Profile	Compute Slices	Memory	Use Case
7g.80gb	7 (full GPU)	80GB	Large training jobs
4g.40gb	4	40GB	Medium training/large inference
3g.40gb	3	40GB	Medium inference
2g.20gb	2	20GB	Small inference
1g.10gb	1	10GB	Lightweight inference, notebooks

Trade-offs:

Only available on A100, A30, H100, and newer GPUs.
Changing MIG profiles requires draining the node and resetting the GPU.
Fixed partitions – you cannot dynamically resize a MIG instance.
Best for multi-tenant clusters where isolation is required.

Multi-Process Service (MPS)#

MPS allows multiple CUDA contexts to share a GPU simultaneously with fine-grained compute partitioning. Unlike time-slicing (which context-switches), MPS enables true concurrent execution. Configuration is similar to time-slicing in the device plugin ConfigMap, replacing the timeSlicing block with an mps block. MPS provides better utilization than time-slicing but weaker isolation than MIG. Best for trusted workloads from the same team that need concurrent GPU access.

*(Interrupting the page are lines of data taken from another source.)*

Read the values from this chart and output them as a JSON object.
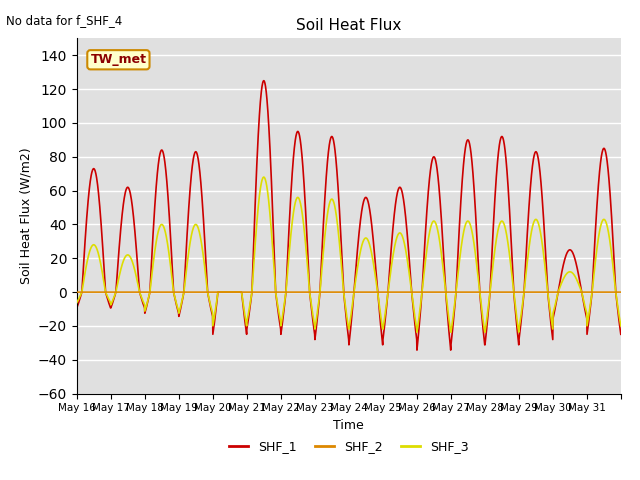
{
  "title": "Soil Heat Flux",
  "no_data_text": "No data for f_SHF_4",
  "ylabel": "Soil Heat Flux (W/m2)",
  "xlabel": "Time",
  "legend_location_text": "TW_met",
  "ylim": [
    -60,
    150
  ],
  "yticks": [
    -60,
    -40,
    -20,
    0,
    20,
    40,
    60,
    80,
    100,
    120,
    140
  ],
  "plot_bg_color": "#e0e0e0",
  "shf1_color": "#cc0000",
  "shf2_color": "#dd8800",
  "shf3_color": "#dddd00",
  "line_width": 1.2,
  "n_days": 16,
  "start_day": 16,
  "shf1_day_peaks": [
    73,
    62,
    84,
    83,
    0,
    125,
    95,
    92,
    56,
    62,
    80,
    90,
    92,
    83,
    25,
    85
  ],
  "shf1_day_troughs": [
    -15,
    -15,
    -20,
    -23,
    -40,
    -35,
    -40,
    -45,
    -50,
    -45,
    -55,
    -50,
    -50,
    -45,
    -25,
    -40
  ],
  "shf3_day_peaks": [
    28,
    22,
    40,
    40,
    0,
    68,
    56,
    55,
    32,
    35,
    42,
    42,
    42,
    43,
    12,
    43
  ],
  "shf3_day_troughs": [
    -10,
    -12,
    -18,
    -20,
    -32,
    -28,
    -32,
    -35,
    -35,
    -35,
    -38,
    -38,
    -38,
    -35,
    -20,
    -32
  ]
}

Criteria	Time-Slicing	MIG	MPS
Isolation	None	Hardware-enforced	Partial
Supported GPUs	All NVIDIA	A100, A30, H100+	Volta and newer
Setup complexity	Low	Medium-High	Medium
Memory isolation	None	Full	Configurable
Best for	Homogeneous inference	Multi-tenant, security-sensitive	Concurrent small workloads
Worst for	Mixed memory requirements	Dynamic workloads needing flexibility	Untrusted workloads

Monitoring GPU Utilization#

GPU monitoring is essential because GPU nodes are your most expensive resources. A GPU sitting at 5% utilization while costing $12/hour is the most egregious form of waste in Kubernetes.

DCGM Exporter#

The NVIDIA DCGM Exporter exposes GPU metrics to Prometheus (installed automatically by the GPU Operator, or deploy separately with Helm). Key metrics: DCGM_FI_DEV_GPU_UTIL (compute utilization), DCGM_FI_DEV_FB_USED/DCGM_FI_DEV_FB_FREE (GPU memory), and DCGM_FI_DEV_GPU_TEMP (temperature). Set alerts on utilization below 10% for 30 minutes (waste), memory above 95% (OOM risk), and temperature above 85C (throttling).

Quick Utilization Check#

For a fast spot-check without Prometheus:

# Run nvidia-smi on a GPU node via a debug pod
kubectl debug node/<gpu-node> -it --image=nvidia/cuda:12.6.0-base-ubuntu24.04 -- nvidia-smi

# Or check from inside a running GPU pod
kubectl exec -it <gpu-pod> -- nvidia-smi --query-gpu=utilization.gpu,utilization.memory,memory.used,memory.total --format=csv

Common Gotchas#

Pods stuck Pending with “insufficient nvidia.com/gpu”. Check that the NVIDIA device plugin DaemonSet is running on GPU nodes (kubectl get pods -n gpu-operator). If the plugin pod is in CrashLoopBackOff, the drivers may not be installed or the container runtime is not configured for GPU passthrough.

CUDA version mismatches. The CUDA version in your container must be compatible with the driver version on the node. Use the GPU Operator to keep drivers consistent across nodes.

GPU memory leaks on abnormal exit. If a pod is killed without clean CUDA context teardown, GPU memory can leak until the GPU is reset. MIG eliminates this because each instance has isolated memory.

No GPU oversubscription by default. Unlike CPU, GPU requests are absolute. There is no concept of GPU “burstable” in standard Kubernetes. GPU sharing (time-slicing, MIG, MPS) is the only way to share a physical GPU across pods.